In those days, there was House Music. And House has always lived in the United States, which means it has always lived in Las Vegas. House wasn’t in the bright shiny light of stadiums and arenas back then – it was happening in places that were harder to find. It wasn’t on The Strip – it was around the corner, and bumping in little clubs on unlikely nights – like a Monday or Wednesday night.
In these Pre-EDM days smaller clubs in Las Vegas would host nights that were geared toward the Service Industry workers – bartenders and servers who had the night off and wanted to dig into electronic music. I know this because I was playing for them – sometimes only a few hundred people deep. But I was doing it often enough to carve my name into the Las Vegas consciousness. I worked every kind of room all over the world focusing my efforts in the Western United States chasing my dream; always knowing that this music would one day be bigger.
Then EDC 2009 happened – it was a moment. I knew for sure that the music I love – whatever you wanted to call it – was going to be big. It was going to be a language that spoke to people, a code to live by. And it was no longer going to remain a house party. This beast was ready to move from its parent’s basement of dingy bars and small rooms to its own independent digs, on a much larger format. Change wasn’t in the air – it was kicking the door down and lighting the house on fire.
(Las Vegas 2009)
2009 – Calvin Harris was writing Pop songs for Coca-Cola, David Guetta was collaborating with LMFAO and Avicii was being told to finish his vegetables. This is also the year when the team from the Wynn Las Vegas hit me up to play at a few pool parties at a new club they were building – Encore Beach Club. They wanted me to play some sexy House music alongside guests lounging in the pool. That sounded fun, but I was thinking MUCH bigger.
The echoes of playing in Ibiza and London were pretty loud for me. Why would I ever need to fly across the ocean if we could throw killer parties in our own back yard? What was stopping us from doing that here? Even though it had never been done before, and people told me it would fail, I rolled the dice and asked The Wynn to give me a seasonal residency at their new pool club, and they agreed!
(Construction of Encore Beach Club)
A residency over the summer of 2010, with some handpicked guests to play alongside me. My summer guests would include guys who up to this point hadn’t played in Las Vegas. Vegas virgins like Afrojack + Chuckie. And a few notables, like Pete Tong, Dirty South and Groove Armada. Most of my peers told me this idea just wouldn’t work. In 2009, a Las Vegas seasonal residency was strictly for the Cher and Siegfried and Roy set. There was just no way that anything other than Hip Hop or Pop would work in Vegas. Everyone was too busy trying to rinse out a struggling scene in Europe to take time to build something new here. Very few people believed that the United States would ever have the gravity to pull or sustain an Electronic Music crowd.
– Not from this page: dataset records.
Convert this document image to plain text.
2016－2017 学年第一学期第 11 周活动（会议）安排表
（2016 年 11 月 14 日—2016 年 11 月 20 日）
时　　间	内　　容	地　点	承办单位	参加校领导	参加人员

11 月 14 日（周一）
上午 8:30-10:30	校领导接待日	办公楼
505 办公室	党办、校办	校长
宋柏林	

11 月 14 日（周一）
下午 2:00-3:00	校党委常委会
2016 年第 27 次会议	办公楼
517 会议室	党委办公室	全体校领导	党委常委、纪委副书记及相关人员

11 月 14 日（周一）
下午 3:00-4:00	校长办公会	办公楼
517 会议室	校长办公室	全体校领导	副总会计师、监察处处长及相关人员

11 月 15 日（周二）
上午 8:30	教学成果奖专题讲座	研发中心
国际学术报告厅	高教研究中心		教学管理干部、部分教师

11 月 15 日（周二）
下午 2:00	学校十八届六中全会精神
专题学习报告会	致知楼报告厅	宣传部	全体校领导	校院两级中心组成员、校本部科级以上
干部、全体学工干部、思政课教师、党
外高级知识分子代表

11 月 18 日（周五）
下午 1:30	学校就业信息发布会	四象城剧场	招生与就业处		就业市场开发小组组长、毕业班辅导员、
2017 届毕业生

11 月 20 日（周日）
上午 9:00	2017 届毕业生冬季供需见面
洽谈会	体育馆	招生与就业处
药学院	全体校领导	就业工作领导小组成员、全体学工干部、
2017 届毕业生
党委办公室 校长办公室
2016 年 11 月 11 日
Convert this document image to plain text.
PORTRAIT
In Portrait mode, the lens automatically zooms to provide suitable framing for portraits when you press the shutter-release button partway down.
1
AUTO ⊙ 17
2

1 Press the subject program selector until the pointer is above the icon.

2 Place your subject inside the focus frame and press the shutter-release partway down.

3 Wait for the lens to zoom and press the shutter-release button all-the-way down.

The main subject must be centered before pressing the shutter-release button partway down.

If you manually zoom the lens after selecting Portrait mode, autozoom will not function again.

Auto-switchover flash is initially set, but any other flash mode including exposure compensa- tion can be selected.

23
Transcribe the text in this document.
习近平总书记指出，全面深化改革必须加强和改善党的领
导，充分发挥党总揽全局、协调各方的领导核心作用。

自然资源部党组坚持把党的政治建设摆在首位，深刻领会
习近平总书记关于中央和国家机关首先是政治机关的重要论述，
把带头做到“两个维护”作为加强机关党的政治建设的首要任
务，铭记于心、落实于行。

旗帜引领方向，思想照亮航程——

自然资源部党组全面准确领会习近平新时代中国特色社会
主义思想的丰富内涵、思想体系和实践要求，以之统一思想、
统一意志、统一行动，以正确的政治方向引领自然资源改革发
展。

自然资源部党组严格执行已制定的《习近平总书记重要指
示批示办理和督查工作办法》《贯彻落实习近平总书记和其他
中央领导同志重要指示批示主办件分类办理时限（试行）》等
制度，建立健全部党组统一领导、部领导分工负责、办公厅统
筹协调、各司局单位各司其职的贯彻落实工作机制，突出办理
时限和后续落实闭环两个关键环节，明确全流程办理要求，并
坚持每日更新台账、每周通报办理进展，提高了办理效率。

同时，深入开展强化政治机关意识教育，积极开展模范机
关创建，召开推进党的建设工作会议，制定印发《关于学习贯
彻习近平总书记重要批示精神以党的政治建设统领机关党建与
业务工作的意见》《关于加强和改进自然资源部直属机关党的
And Vegas certainly could never be a destination for things other than conventions or middle-aged crisis escapees.
(Kaskade at Encore Beach Club #KaskadePointsAtStuff)
They were wrong.
On opening day in the spring of 2010, I stood in my suite overlooking Las Vegas Boulevard, watching thousands of people pouring in to be at the pool party. Jaws were dropping at the spectacle of what we were creating. With all the promotion being low-key word-of-mouth and club flyering, the people who love the music found their way here. And they brought some friends. My residency at Encore Beach Club was sounding the alarm: everything changed that day. Thousands and thousands of people showed up to the opening. Las Vegas was going to be a destination for music lovers. And I was lucky enough to be helping orchestrate the shift.
Now I’m coming back to where it all began.
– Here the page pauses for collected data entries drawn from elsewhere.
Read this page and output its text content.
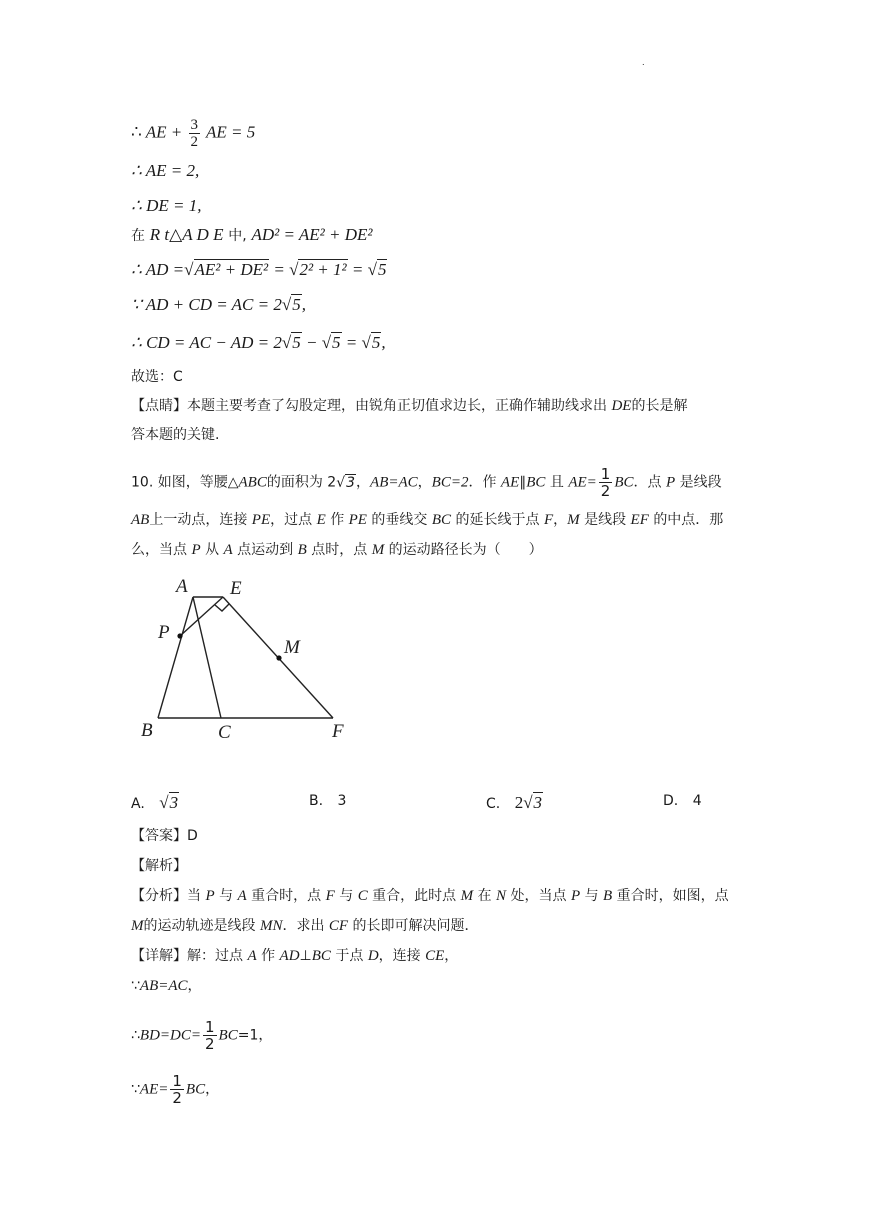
.
∴ AE + $\frac{3}{2}$ AE = 5
∴ AE = 2,
∴ DE = 1,
在 R t△A D E 中, AD² = AE² + DE²
∴ AD =√AE² + DE² = √2² + 1² = √5
∵ AD + CD = AC = 2√5,
∴ CD = AC − AD = 2√5 − √5 = √5,
故选：C
【点睛】本题主要考查了勾股定理，由锐角正切值求边长，正确作辅助线求出 DE的长是解
答本题的关键.
10. 如图，等腰△ABC的面积为 2√3，AB=AC，BC=2．作 AE∥BC 且 $AE= \frac{1}{2}$ BC．点 P 是线段
AB上一动点，连接 PE，过点 E 作 PE 的垂线交 BC 的延长线于点 F，M 是线段 EF 的中点．那
么，当点 P 从 A 点运动到 B 点时，点 M 的运动路径长为（　　）
A E
P
M
B	C	F
A. √3	B. 3	C. 2√3	D. 4
【答案】D
【解析】
【分析】当 P 与 A 重合时，点 F 与 C 重合，此时点 M 在 N 处，当点 P 与 B 重合时，如图，点
M的运动轨迹是线段 MN．求出 CF 的长即可解决问题．
【详解】解：过点 A 作 AD⊥BC 于点 D，连接 CE，
∵AB=AC，
∴BD=DC= $\frac{1}{2} BC=1$，
∵AE= $\frac{1}{2}$ BC，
This summer of 2015, I’m bringing Summer Lovin’ back to the Wynn Las Vegas at Encore Beach Club. It’s a return home for me, but more than that it’s a chance to revisit these moments and inspiration to keep this momentum moving forward. Things are different now, bigger. Even the Wynn is giving my old stomping ground a 10 million dollar makeover, getting it ready for me. I take pride in this story. I am savoring this moment knowing it isn’t over. We’re still writing. This is the year we make history…again.